Finger workout may help scleroderma sufferers
Finger-stretching exercises can improve range of motion in the joints of individuals who suffer from scleroderma (also known as systemic sclerosis)—a chronic disease that causes skin thickening and tightening and the formation of scar tissue.
“Our results indicate that rehabilitation by stretching of the fingers may be effective for improving and maintaining hand function,” the study team concludes in the Journal of Rheumatology.
Dr. Minoru Hasegawa, of Kanazawa University Graduate School of Medical Science, Ishikawa, Japan, and colleagues assessed the efficacy of self-administered stretching of each finger in 32 patients with diffuse cutaneous systemic sclerosis and 13 with limited cutaneous systemic sclerosis.
The patients received instruction on finger stretching exercises and were asked to perform them daily. Each finger was maintained in a stretched position using the opposite hand for 10 seconds; this was repeated 3 to 10 times.
After 1 month of finger stretching, the total passive range of motion was significantly improved and was maintained or further improved at 1 year.
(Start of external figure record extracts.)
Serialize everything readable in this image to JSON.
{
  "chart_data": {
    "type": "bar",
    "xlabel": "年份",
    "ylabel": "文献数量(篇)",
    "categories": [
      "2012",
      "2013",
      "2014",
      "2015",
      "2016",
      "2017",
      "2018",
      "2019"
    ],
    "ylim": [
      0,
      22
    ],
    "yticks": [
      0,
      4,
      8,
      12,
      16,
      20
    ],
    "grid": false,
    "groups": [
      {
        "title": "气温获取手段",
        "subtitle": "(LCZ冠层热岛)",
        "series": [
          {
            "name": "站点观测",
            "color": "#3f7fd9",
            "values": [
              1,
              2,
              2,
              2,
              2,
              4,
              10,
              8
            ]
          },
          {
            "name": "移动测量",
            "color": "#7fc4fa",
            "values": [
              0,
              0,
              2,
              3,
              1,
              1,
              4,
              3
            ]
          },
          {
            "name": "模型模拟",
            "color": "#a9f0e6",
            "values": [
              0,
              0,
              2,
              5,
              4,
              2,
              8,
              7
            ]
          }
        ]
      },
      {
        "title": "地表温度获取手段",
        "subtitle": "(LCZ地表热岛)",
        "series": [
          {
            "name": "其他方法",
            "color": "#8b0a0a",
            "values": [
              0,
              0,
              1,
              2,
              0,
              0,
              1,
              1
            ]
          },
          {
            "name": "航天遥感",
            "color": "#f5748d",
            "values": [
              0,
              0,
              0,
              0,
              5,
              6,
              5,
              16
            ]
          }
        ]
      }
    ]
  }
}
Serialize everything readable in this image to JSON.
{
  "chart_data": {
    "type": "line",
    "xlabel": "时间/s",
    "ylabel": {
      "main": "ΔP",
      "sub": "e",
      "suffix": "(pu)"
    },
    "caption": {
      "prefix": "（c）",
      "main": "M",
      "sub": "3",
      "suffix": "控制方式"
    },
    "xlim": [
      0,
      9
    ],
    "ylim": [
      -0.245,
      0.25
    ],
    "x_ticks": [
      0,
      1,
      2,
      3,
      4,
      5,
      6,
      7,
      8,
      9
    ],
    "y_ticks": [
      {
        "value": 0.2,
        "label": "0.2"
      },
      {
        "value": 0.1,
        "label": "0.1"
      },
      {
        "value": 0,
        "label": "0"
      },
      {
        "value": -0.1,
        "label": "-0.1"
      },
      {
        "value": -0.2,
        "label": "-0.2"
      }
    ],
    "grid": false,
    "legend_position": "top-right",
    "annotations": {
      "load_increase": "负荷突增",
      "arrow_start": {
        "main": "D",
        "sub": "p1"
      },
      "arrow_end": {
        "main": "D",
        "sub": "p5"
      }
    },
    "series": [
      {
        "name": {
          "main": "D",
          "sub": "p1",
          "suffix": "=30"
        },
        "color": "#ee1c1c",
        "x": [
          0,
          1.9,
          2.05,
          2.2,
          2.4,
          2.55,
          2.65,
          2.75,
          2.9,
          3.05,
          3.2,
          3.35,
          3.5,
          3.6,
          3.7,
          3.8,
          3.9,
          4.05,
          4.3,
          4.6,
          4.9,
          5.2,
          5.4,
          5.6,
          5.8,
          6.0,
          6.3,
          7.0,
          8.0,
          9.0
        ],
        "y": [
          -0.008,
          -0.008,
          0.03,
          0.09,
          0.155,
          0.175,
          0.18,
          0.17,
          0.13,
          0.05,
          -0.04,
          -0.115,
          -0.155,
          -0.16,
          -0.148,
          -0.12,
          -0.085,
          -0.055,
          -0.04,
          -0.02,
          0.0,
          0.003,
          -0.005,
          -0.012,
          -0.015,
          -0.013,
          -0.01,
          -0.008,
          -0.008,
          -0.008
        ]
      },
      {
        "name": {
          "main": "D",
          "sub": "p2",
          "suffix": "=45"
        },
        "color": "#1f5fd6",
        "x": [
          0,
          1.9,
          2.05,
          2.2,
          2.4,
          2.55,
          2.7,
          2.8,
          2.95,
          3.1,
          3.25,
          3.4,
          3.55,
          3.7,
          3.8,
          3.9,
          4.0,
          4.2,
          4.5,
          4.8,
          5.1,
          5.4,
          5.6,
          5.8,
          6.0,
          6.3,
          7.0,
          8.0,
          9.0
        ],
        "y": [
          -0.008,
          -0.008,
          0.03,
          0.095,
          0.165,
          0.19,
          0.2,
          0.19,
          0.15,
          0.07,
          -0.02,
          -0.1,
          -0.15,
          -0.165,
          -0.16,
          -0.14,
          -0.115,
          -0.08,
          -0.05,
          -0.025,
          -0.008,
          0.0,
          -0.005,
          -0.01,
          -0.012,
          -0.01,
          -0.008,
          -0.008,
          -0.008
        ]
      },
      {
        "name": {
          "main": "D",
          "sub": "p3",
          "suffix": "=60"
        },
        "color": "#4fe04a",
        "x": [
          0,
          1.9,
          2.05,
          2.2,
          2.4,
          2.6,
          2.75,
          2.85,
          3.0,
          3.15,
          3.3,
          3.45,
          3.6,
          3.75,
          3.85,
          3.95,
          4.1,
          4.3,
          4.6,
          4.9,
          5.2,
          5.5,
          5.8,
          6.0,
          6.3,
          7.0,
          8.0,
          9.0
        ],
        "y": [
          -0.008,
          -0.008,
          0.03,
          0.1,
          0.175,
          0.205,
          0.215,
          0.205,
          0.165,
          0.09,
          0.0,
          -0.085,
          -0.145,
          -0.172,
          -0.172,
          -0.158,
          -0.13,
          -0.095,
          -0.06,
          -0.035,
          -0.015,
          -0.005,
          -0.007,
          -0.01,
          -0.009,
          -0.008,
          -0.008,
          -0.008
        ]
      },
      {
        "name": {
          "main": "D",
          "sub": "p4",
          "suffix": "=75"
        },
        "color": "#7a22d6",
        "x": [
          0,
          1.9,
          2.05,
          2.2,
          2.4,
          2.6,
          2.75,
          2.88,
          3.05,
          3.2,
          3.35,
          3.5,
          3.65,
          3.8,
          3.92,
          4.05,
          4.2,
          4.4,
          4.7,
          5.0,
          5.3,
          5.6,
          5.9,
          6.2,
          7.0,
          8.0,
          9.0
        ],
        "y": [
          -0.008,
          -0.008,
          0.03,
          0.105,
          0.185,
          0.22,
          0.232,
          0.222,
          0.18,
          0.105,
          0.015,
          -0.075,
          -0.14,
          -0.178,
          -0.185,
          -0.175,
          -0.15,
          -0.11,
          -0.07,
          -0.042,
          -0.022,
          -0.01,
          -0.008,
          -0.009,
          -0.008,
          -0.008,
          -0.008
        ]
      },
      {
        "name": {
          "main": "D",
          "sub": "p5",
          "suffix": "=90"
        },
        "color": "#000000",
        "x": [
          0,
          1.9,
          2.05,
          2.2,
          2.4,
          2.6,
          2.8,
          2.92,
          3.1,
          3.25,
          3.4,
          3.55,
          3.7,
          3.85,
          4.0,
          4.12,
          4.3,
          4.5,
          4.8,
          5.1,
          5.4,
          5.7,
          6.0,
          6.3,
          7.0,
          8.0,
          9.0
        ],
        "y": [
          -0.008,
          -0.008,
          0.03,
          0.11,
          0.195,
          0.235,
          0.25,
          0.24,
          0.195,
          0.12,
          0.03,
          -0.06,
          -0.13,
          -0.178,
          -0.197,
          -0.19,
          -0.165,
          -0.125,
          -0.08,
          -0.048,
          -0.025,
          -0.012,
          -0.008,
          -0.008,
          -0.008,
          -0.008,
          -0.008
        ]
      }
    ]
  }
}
Patients with diffuse cutaneous systemic sclerosis had less range of motion than those with limited cutaneous systemic sclerosis. However, there was a significant increase in range of motion regardless of disease duration or severity of skin sclerosis.
Although the overall mean scores on the Health Assessment Questionnaire were not significantly changed after 1 year of the stretching program, “when individual component scores were investigated, two components of hand function (eating and gripping) were significantly improved.”